Tek başına bir “savaş” ifadesi bile ürkütücü bir kavramdır. Biz burada, toplumları savaşa sevk eden motivasyonlara değinecek değiliz. Ancak modern dünya tarihinde Atatürk’e atfedilen “Savaş zorunlu ve hayati olmalıdır…, öldüreceğiz diyenlere karşı ölmeyeceğiz diye savaşa girebiliriz…, millet hayatı tehlikeye maruz kalmıyorsa savaş cinayettir..” sözlerini, realiteye rağmen savaşla araya konması gereken ciddi bir mesafe olarak, dikkate değer bulduğumuzu belirtmek isteriz.
Savaş realitesinin muhasım devletler arasında en önemli ve etkili bir mücadele yöntemi olarak geçerliliğini sürdürmesi, dolayısı ile ülkelerin de en büyük harcamalarını silahlanmaya ve herhangi bir savaşa karşı hazırlıklı bulunmaya zorlamaktadır.
Bu silahlanma durumu, muhasım devletlerin birbirlerine karşı politik hedeflerini gerçekleştirmek için öncelikle savaşa girmeden, bu mümkün olmuyorsa savaşa zorlayarak ve nihayet savaşa girerek vereceği fiziki zararla direncini kırmaya ve isteklerini kabul ettirmeye yönelik olarak uygulanmaktadır.
Ülkeler bu amaçla tarih boyunca silahlı ordular bulundurmuş ve ‘gerektiğinde’ de kullanmışlardır. Gelişmiş! Dünyanın teknolojik çalışmalarla elde ettiği buluşlar, maalesef öncelikle silah sistemlerinde uygulanmıştır. Sanayileşme dönemi boyunca ve özellikle günümüzde çok hızlı gelişen teknolojiler, silah sistemlerinin de çok hızlı tüketilmesine, yeni daha modern silah sistemlerine olan ihtiyacı tetikleyen sürekli bir süreç haline getirmiştir. Hatta, uzay çalışmalarının önemli bir kısmını “uzay savaşları”na yer verilmesi, insanoğlunun medeniyet seviyesinde ilk çağlardan itibaren değişen bir şey olmadığını da göstermektedir.

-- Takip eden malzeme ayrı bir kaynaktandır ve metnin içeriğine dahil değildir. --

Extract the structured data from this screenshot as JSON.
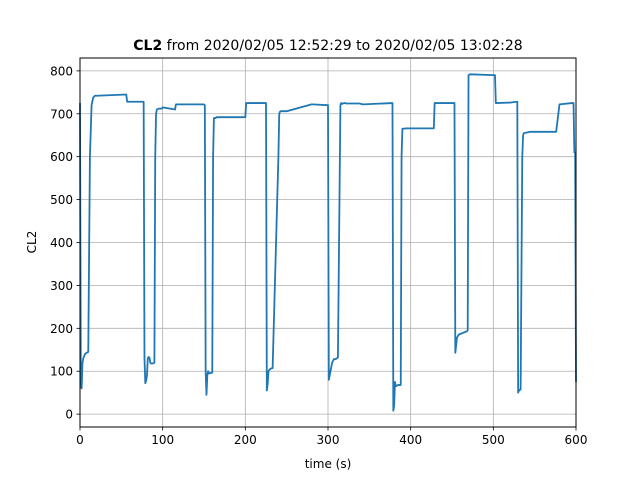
{
  "chart_data": {
    "type": "line",
    "title": {
      "bold": "CL2",
      "rest": " from 2020/02/05 12:52:29 to 2020/02/05 13:02:28"
    },
    "xlabel": "time (s)",
    "ylabel": "CL2",
    "xlim": [
      0,
      600
    ],
    "ylim": [
      -30,
      830
    ],
    "x_ticks": [
      0,
      100,
      200,
      300,
      400,
      500,
      600
    ],
    "y_ticks": [
      0,
      100,
      200,
      300,
      400,
      500,
      600,
      700,
      800
    ],
    "grid": true,
    "line_color": "#1f77b4",
    "series": [
      {
        "x": [
          0,
          1,
          2,
          3,
          4,
          5,
          6,
          8,
          10,
          12,
          14,
          16,
          17,
          18,
          20,
          56,
          57,
          77,
          78,
          79,
          80,
          81,
          82,
          83,
          84,
          85,
          86,
          88,
          90,
          91,
          92,
          93,
          95,
          99,
          100,
          115,
          116,
          120,
          150,
          151,
          152,
          153,
          154,
          155,
          156,
          157,
          160,
          161,
          162,
          164,
          165,
          200,
          201,
          220,
          225,
          226,
          227,
          228,
          229,
          230,
          232,
          233,
          240,
          241,
          242,
          243,
          245,
          250,
          280,
          281,
          300,
          301,
          302,
          303,
          304,
          305,
          307,
          309,
          312,
          315,
          316,
          317,
          318,
          320,
          322,
          338,
          342,
          378,
          379,
          380,
          381,
          382,
          385,
          388,
          389,
          390,
          395,
          428,
          429,
          452,
          453,
          454,
          455,
          456,
          458,
          464,
          468,
          469,
          470,
          472,
          500,
          501,
          502,
          503,
          520,
          528,
          529,
          530,
          531,
          532,
          533,
          535,
          536,
          537,
          545,
          575,
          576,
          580,
          595,
          597,
          598,
          599,
          600
        ],
        "y": [
          725,
          65,
          60,
          120,
          130,
          135,
          140,
          143,
          145,
          600,
          720,
          738,
          740,
          742,
          742,
          745,
          728,
          728,
          130,
          72,
          78,
          90,
          130,
          133,
          132,
          120,
          118,
          118,
          120,
          600,
          700,
          710,
          712,
          712,
          715,
          710,
          722,
          722,
          722,
          720,
          100,
          45,
          90,
          100,
          95,
          95,
          97,
          600,
          690,
          690,
          692,
          692,
          725,
          725,
          725,
          55,
          70,
          100,
          103,
          105,
          107,
          107,
          600,
          700,
          705,
          706,
          706,
          706,
          722,
          722,
          720,
          80,
          90,
          100,
          110,
          120,
          128,
          128,
          132,
          720,
          725,
          723,
          724,
          725,
          724,
          724,
          722,
          725,
          8,
          20,
          75,
          65,
          68,
          68,
          600,
          665,
          666,
          666,
          725,
          725,
          725,
          143,
          160,
          178,
          185,
          190,
          193,
          196,
          790,
          792,
          790,
          790,
          790,
          725,
          726,
          728,
          728,
          50,
          55,
          57,
          57,
          600,
          650,
          655,
          658,
          658,
          658,
          722,
          725,
          725,
          610,
          610,
          75
        ]
      }
    ]
  }
}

Bu çerçevede tarihimizin son iki yüzyılına kısa bir göz gezdirecek olursak, Osmanlı imparatorluğunun tarih sahnesinden silinmesindeki en önemli faktörlerin başında, ülkede genel olarak bilim, sanayi ve teknoloji üretilememesi nedeniyle, silah sistemlerini de geliştirememelerine ve rakip devletler karşısında girdikleri savaşlarda yenilmelerine neden olmuştur. Bu genel geri kalmışlık ve geri gidiş sürecinde, idareciler özellikle devletin son dönemlerde her ne kadar ülkeyi savaşlara sokmamaya çalışmış olsalar da, iç ve dış dinamiklerin zorlamasıyla devlet kendisini balkan, yemen ve birinci dünya savaşlarının içinde bulmuştur.

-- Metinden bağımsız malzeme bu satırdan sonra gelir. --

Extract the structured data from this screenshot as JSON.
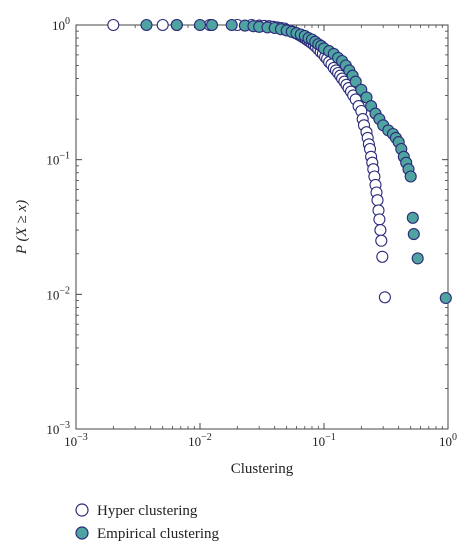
{
  "chart_data": {
    "type": "scatter",
    "title": "",
    "xlabel": "Clustering",
    "ylabel": "P (X ≥ x)",
    "xscale": "log",
    "yscale": "log",
    "xlim": [
      0.001,
      1
    ],
    "ylim": [
      0.001,
      1
    ],
    "x_ticks": [
      {
        "base": "10",
        "exp": "−3",
        "value": 0.001
      },
      {
        "base": "10",
        "exp": "−2",
        "value": 0.01
      },
      {
        "base": "10",
        "exp": "−1",
        "value": 0.1
      },
      {
        "base": "10",
        "exp": "0",
        "value": 1
      }
    ],
    "y_ticks": [
      {
        "base": "10",
        "exp": "−3",
        "value": 0.001
      },
      {
        "base": "10",
        "exp": "−2",
        "value": 0.01
      },
      {
        "base": "10",
        "exp": "−1",
        "value": 0.1
      },
      {
        "base": "10",
        "exp": "0",
        "value": 1
      }
    ],
    "grid": false,
    "legend_position": "below-left",
    "series": [
      {
        "name": "Hyper clustering",
        "marker": "open-circle",
        "color": "#2b2a7a",
        "fill": "#ffffff",
        "points": [
          [
            0.002,
            1.0
          ],
          [
            0.005,
            1.0
          ],
          [
            0.0065,
            1.0
          ],
          [
            0.012,
            1.0
          ],
          [
            0.02,
            1.0
          ],
          [
            0.026,
            1.0
          ],
          [
            0.03,
            0.99
          ],
          [
            0.033,
            0.985
          ],
          [
            0.036,
            0.98
          ],
          [
            0.039,
            0.97
          ],
          [
            0.042,
            0.96
          ],
          [
            0.045,
            0.95
          ],
          [
            0.048,
            0.94
          ],
          [
            0.05,
            0.92
          ],
          [
            0.053,
            0.91
          ],
          [
            0.056,
            0.89
          ],
          [
            0.059,
            0.87
          ],
          [
            0.062,
            0.85
          ],
          [
            0.065,
            0.83
          ],
          [
            0.068,
            0.81
          ],
          [
            0.071,
            0.79
          ],
          [
            0.074,
            0.77
          ],
          [
            0.077,
            0.75
          ],
          [
            0.08,
            0.73
          ],
          [
            0.083,
            0.71
          ],
          [
            0.086,
            0.69
          ],
          [
            0.09,
            0.66
          ],
          [
            0.094,
            0.63
          ],
          [
            0.098,
            0.61
          ],
          [
            0.102,
            0.58
          ],
          [
            0.106,
            0.56
          ],
          [
            0.11,
            0.53
          ],
          [
            0.115,
            0.51
          ],
          [
            0.12,
            0.48
          ],
          [
            0.125,
            0.46
          ],
          [
            0.13,
            0.44
          ],
          [
            0.135,
            0.42
          ],
          [
            0.14,
            0.4
          ],
          [
            0.146,
            0.38
          ],
          [
            0.152,
            0.36
          ],
          [
            0.158,
            0.34
          ],
          [
            0.165,
            0.32
          ],
          [
            0.172,
            0.3
          ],
          [
            0.18,
            0.28
          ],
          [
            0.19,
            0.25
          ],
          [
            0.2,
            0.23
          ],
          [
            0.205,
            0.2
          ],
          [
            0.21,
            0.18
          ],
          [
            0.22,
            0.16
          ],
          [
            0.225,
            0.145
          ],
          [
            0.23,
            0.13
          ],
          [
            0.235,
            0.12
          ],
          [
            0.24,
            0.105
          ],
          [
            0.245,
            0.095
          ],
          [
            0.25,
            0.085
          ],
          [
            0.255,
            0.075
          ],
          [
            0.26,
            0.065
          ],
          [
            0.265,
            0.057
          ],
          [
            0.27,
            0.05
          ],
          [
            0.275,
            0.042
          ],
          [
            0.28,
            0.036
          ],
          [
            0.285,
            0.03
          ],
          [
            0.29,
            0.025
          ],
          [
            0.295,
            0.019
          ],
          [
            0.31,
            0.0095
          ]
        ]
      },
      {
        "name": "Empirical clustering",
        "marker": "filled-circle",
        "color": "#2b2a7a",
        "fill": "#4fa3a0",
        "points": [
          [
            0.0037,
            1.0
          ],
          [
            0.0065,
            1.0
          ],
          [
            0.01,
            1.0
          ],
          [
            0.0125,
            1.0
          ],
          [
            0.018,
            1.0
          ],
          [
            0.023,
            0.99
          ],
          [
            0.027,
            0.98
          ],
          [
            0.03,
            0.97
          ],
          [
            0.035,
            0.96
          ],
          [
            0.04,
            0.95
          ],
          [
            0.045,
            0.93
          ],
          [
            0.05,
            0.91
          ],
          [
            0.055,
            0.89
          ],
          [
            0.06,
            0.87
          ],
          [
            0.065,
            0.85
          ],
          [
            0.07,
            0.83
          ],
          [
            0.075,
            0.8
          ],
          [
            0.08,
            0.78
          ],
          [
            0.085,
            0.75
          ],
          [
            0.09,
            0.72
          ],
          [
            0.095,
            0.7
          ],
          [
            0.1,
            0.67
          ],
          [
            0.11,
            0.64
          ],
          [
            0.12,
            0.61
          ],
          [
            0.13,
            0.57
          ],
          [
            0.14,
            0.54
          ],
          [
            0.15,
            0.5
          ],
          [
            0.16,
            0.46
          ],
          [
            0.17,
            0.42
          ],
          [
            0.18,
            0.38
          ],
          [
            0.2,
            0.33
          ],
          [
            0.22,
            0.29
          ],
          [
            0.24,
            0.25
          ],
          [
            0.26,
            0.22
          ],
          [
            0.28,
            0.2
          ],
          [
            0.3,
            0.18
          ],
          [
            0.33,
            0.165
          ],
          [
            0.36,
            0.155
          ],
          [
            0.38,
            0.145
          ],
          [
            0.4,
            0.135
          ],
          [
            0.42,
            0.12
          ],
          [
            0.44,
            0.105
          ],
          [
            0.46,
            0.095
          ],
          [
            0.48,
            0.085
          ],
          [
            0.5,
            0.075
          ],
          [
            0.52,
            0.037
          ],
          [
            0.53,
            0.028
          ],
          [
            0.57,
            0.0185
          ],
          [
            0.96,
            0.0094
          ]
        ]
      }
    ]
  }
}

Cumhuriyetin ilk dönemlerinde, tarihten alınan bu ağır dersin de öğreticiliği ile her alanda görülen geri kalmışlığı kapatmaya ve bu kapsamda savunma sanayiinde dünya standartlarını yakalamaya yönelik atılımlar da yapılmıştır. Bugünkü tabirle ‘yerli ve milli’ nitelikli savaş uçağı dahil üretilmeye, hatta ihraç edilmeye başlanılmış olduğunu da görüyoruz.
İkinci dünya savaşı sonrası, dünyanın iki büyük güç etrafında şekillenmesi, Türkiye’nin dahil olduğu Batı ve ABD bloku içerisinde, savunma sanayi alanında kendini geliştirememesi bir yana mevcut yeteneklerini de kaybetmesine neden olmuştur.
Kıbrıs çıkarması dolayısı ile 1974 yılında, o zamana kadar savunma ihtiyaçlarının büyük bir kısmını karşıladığını ABD’nin ambargosuyla karşılaşması, savunma alanındaki eksiklikleriyle yüz yüze gelmesi bakımından bir dönüm noktası olmuş, bu olaydan sonra birçok savunma sanayi kuruluşları kurulmuştur. Ancak devam eden süreçte, tank, uçak, helikopter, yüksek irtifa hava savunma sistemleri, su üstü ve su altı gemi ve denizaltıları gibi ana muharebe araç ve sistemleri niteliğinde sayılacak ürünlerde yerli ve milli nitelikte kayda değer bir gelişme gösterdiğini söylemek mümkün değildir.
İki binli yıllara doğru gelirken, envanterinde mevcut NATO menşeli tank ve uçakların ileri teknoloji gerektiren sistemlerle modernizasyonun Türkiye’de mi yoksa İsrail’de mi yapılmasının daha uygun olacağı tartışmaları yapılırken, dönemin Genel Kurmay başkanı Orgeneral Hüseyin KIVRIKOĞLU’nun “İsrailde yapılacak” diye kestirip atmasıyla, tartışmalarında bıçak gibi kesildiği o günleri yaşayanların hafızalarında hala duruyor olmalıdır.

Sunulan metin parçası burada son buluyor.